L’intenzione manifestata dalla Primo Ministro scozzese si basa sul quadro costituzionale britannico. La Scozia può ambire ad essere membro dell’UE ma potrà farlo solo una volta che sarà divenuto uno Stato indipendente. La cosa tuttavia non sarebbe automatica e di semplice realizzazione, perché richiederebbe l’approvazione di tutti gli Stati già membri dell’Unione: non è detto che la Spagna sia favorevole poiché potrebbe vedere, in tal riconoscimento, un rischio per la propria integrità territoriale. Pur se la Costituzione spagnola non ammette i referendum separatisti, è noto quali siano i sentimenti di una rilevante parte della società catalana.
Mi si lasci osservare che un aspetto sottovalutato riguarda anche l’Irlanda del Nord, altra terra dove aveva prevalso l’intenzione di rimanere nell’UE: da un lato l’Unione era ed è garante della pacificazione tra cattolici e protestanti, o almeno del mantenimento della pace. Dall’altro, l’uscita del Regno Unito dall’Unione porterà ad avere una frontiera tra Irlanda del Nord e Irlanda, cosa per tutti gli irlandesi inaccettabile. In tal caso, un accordo specifico tra UE e GB sarà fondamentale per prevenire tensioni e governare eventuali pulsioni separatiste.

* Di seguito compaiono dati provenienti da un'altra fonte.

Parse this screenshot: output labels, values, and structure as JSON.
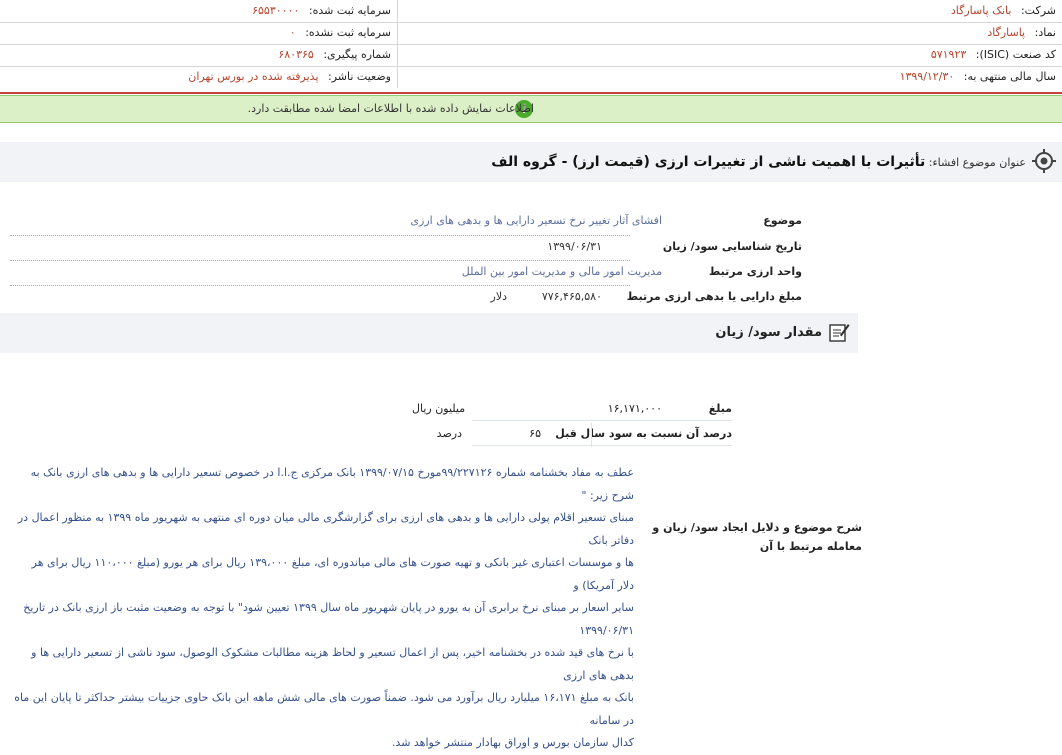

L’ex Primo ministro scozzese Alex Salmond - già promotore dell’indipendenza scozzese - ha di recente formulato un’interessante proposta: per ovviare alla Brexit la Scozia dovrebbe in tutta autonomia fare domanda di adesione all’EFTA. Una soluzione che consentirebbe alla Scozia di preservare diritti e doveri derivanti dall’appartenenza al mercato unico UE (in virtù del Free Trade Agreement sottoscritto dall’UE e dai Paesi dell’EFTA). Ritiene la proposta di Salmond realistica e giuridicamente solida?
Da un punto di vista giuridico non vi sono possibilità che la richiesta sia accolta poiché anche l’EFTA, come l’UE, prevede che ne siano parte degli Stati sovrani.
Politicamente può anche essere interessante, ma il limite giuridico risulta invalicabile, salvo non intervengano in tempi futuri delle modifiche ai Trattati istitutivi.